Archetypes have much to teach us about our true selves. When we resonate or are in harmony with these innate patterns of behavior, the result can be a fulfilling, purposeful life. When we ignore or misunderstand our archetypes, imbalances can manifest in our health, finances, relationships, or professions.
If you’re confused about archetypes, you’re not alone. My new autobiographical book, Away to Me, My Love: A Sheepdog’s Tale of Two Lives, describes how my entering the fascinating world of shepherding with my dog, Luke, became the gateway to discovering and embracing my own archetypes.
The following excerpt from my book describes my first experience with the idea. After months of frustration working with my seemingly untrainable Border Collie, Luke, I had arrived at my first sheepherding event drowning in self-doubt. In the scene, a new friend at the clinic, Chris, helps me deal with my overwhelming feelings of confusion and inadequacy. Instead of engaging with my obvious emotional state, he explains what archetypes are and how they apply to my situation.
I felt tears rising but blinked them back. I would not cry. I would not. “I don’t know what the heck I’m doing here. Right now, I’m so out of my element and confused, I don’t know which way is up. I couldn’t make a competent decision about which socks to wear if I had to”
Chris doesn’t engage with my obvious emotional state. Instead, he refers to my profession as a horse trainer and uses archetypes to show me how to look at my situation through a different perspective.
“Horses can be around eleven hundred pounds, so you are handling huge animals every day. Your rig is the size of many commercial carriers. You have a western profession mostly occupied by men. Yet”—Chris held up a finger—“your dogs were bathed before you came, and both had matching collars and leashes. I would say you’re suffering from Queen/Cowboy/Artist-archetype syndrome.” He leaned back, crossed his muscled arms behind his head, and took on a self-satisfied look that said, “I hit the nail on the head.”
“An arka-what syndrome? What are you talking about?”
“I was a psych major in college. In fact, that’s where I met my wife—we were both practicing psychologists for several years. I inherited this place and the one in Kansas, so now I’m a rancher. My wife still practices, though. One of my heroes is Carl Jung. His theories of archetypes helped me understand my patients on so many levels.”
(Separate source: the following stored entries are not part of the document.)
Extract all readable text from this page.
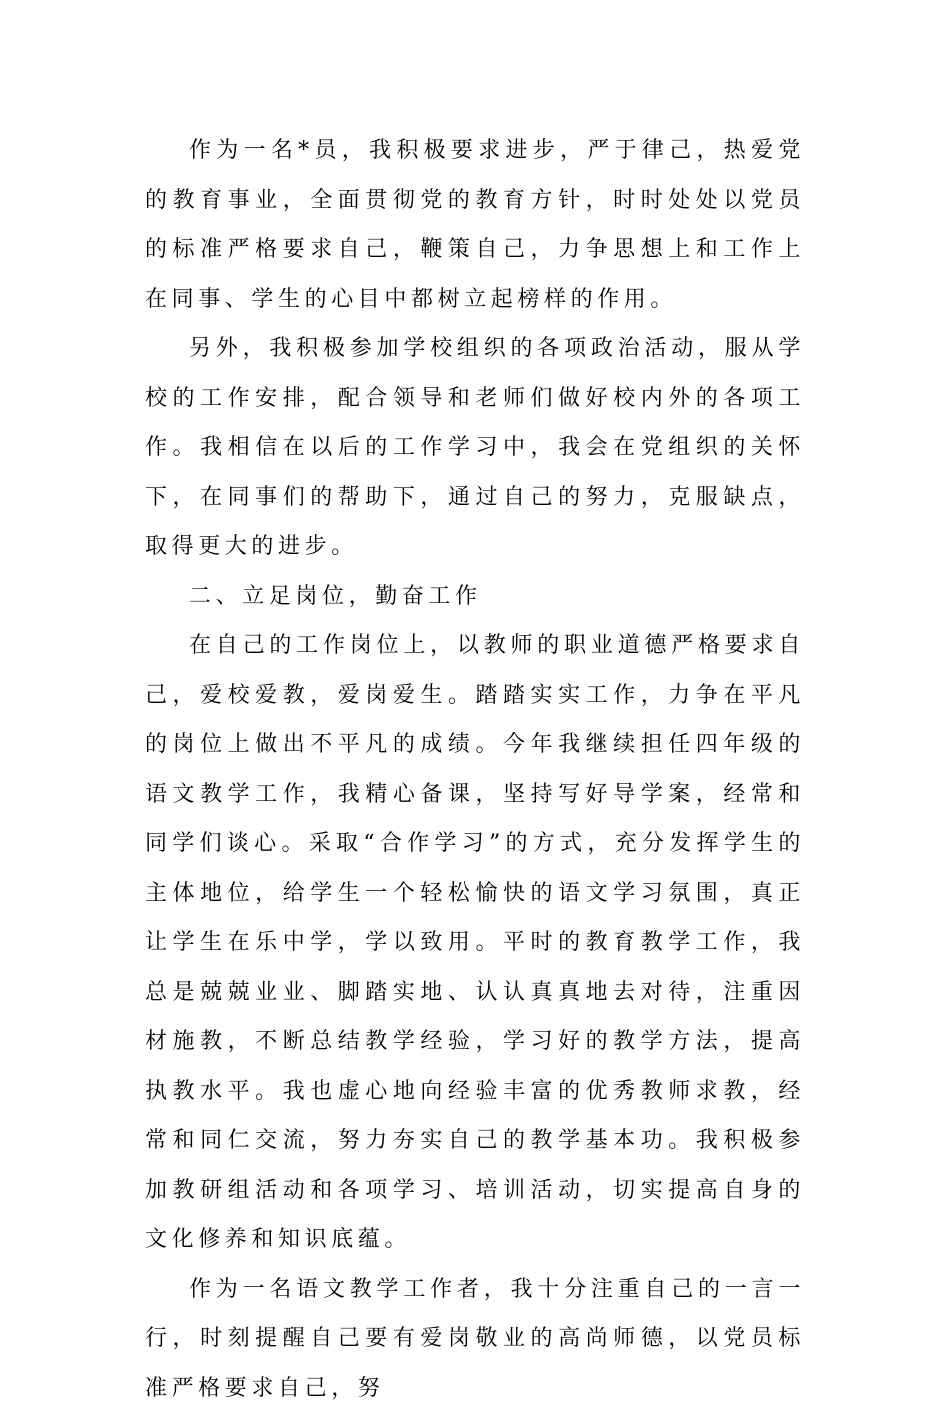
作为一名*员，我积极要求进步，严于律己，热爱党的教育事业，全面贯彻党的教育方针，时时处处以党员的标准严格要求自己，鞭策自己，力争思想上和工作上在同事、学生的心目中都树立起榜样的作用。

另外，我积极参加学校组织的各项政治活动，服从学校的工作安排，配合领导和老师们做好校内外的各项工作。我相信在以后的工作学习中，我会在党组织的关怀下，在同事们的帮助下，通过自己的努力，克服缺点，取得更大的进步。

二、立足岗位，勤奋工作

在自己的工作岗位上，以教师的职业道德严格要求自己，爱校爱教，爱岗爱生。踏踏实实工作，力争在平凡的岗位上做出不平凡的成绩。今年我继续担任四年级的语文教学工作，我精心备课，坚持写好导学案，经常和同学们谈心。采取“合作学习”的方式，充分发挥学生的主体地位，给学生一个轻松愉快的语文学习氛围，真正让学生在乐中学，学以致用。平时的教育教学工作，我总是兢兢业业、脚踏实地、认认真真地去对待，注重因材施教，不断总结教学经验，学习好的教学方法，提高执教水平。我也虚心地向经验丰富的优秀教师求教，经常和同仁交流，努力夯实自己的教学基本功。我积极参加教研组活动和各项学习、培训活动，切实提高自身的文化修养和知识底蕴。

作为一名语文教学工作者，我十分注重自己的一言一行，时刻提醒自己要有爱岗敬业的高尚师德，以党员标准严格要求自己，努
“But you didn’t tell me what an arka-whatever is.”
“An archetype is an unconscious inherited pattern of thought.”
“How does that relate to queens and cowboys?”
“There are primary archetypes—king, queen, princess, prostitute, child, victim, nurturer, rescuer, hero, teacher. The list goes on. You’re a queen and a shepherd combined. There must be a dose of teacher in your psyche too. These subconscious patterns can influence every decision we make.” Chris’s eyes crinkled at the corners when he smiled.
“Archetypes can also influence how we react to situations. The Queen/Shepherd in you feeds on authority and leadership—your kingdom must be protected, directed, and nurtured. The artist wants it all beautiful. The horses are your throne, and the cowboy wears spurs. Here”—he waved his hands out wide to encompass the dog clinic—“you’re unsure of yourself and your abilities. I would say you haven’t felt that way in a long, long time.
This not so subtle introduction to archetypes pulled me from a self-sabotaging state of emotion (that Plato would call not engaging properly) to a place of self-awareness. It wasn’t the lack of ability or preparedness that caused my alarm it was being out of balance with my natural state. Knowing that I was responding to the unmet inner need of Queen allowed me to relax and think through the situation objectively.
For those who may not have a retired psychologist to introduce the concept, we can identify our personal innate patterns by reading a Tarot spread, taking an archetype course, or joining a like-minded group. The wholeness, empowerment, and freedom that result when one delves deeply into our subconscious patterns is like emerging from a long dark tunnel into daylight. We have a view of life we’ve never seen before.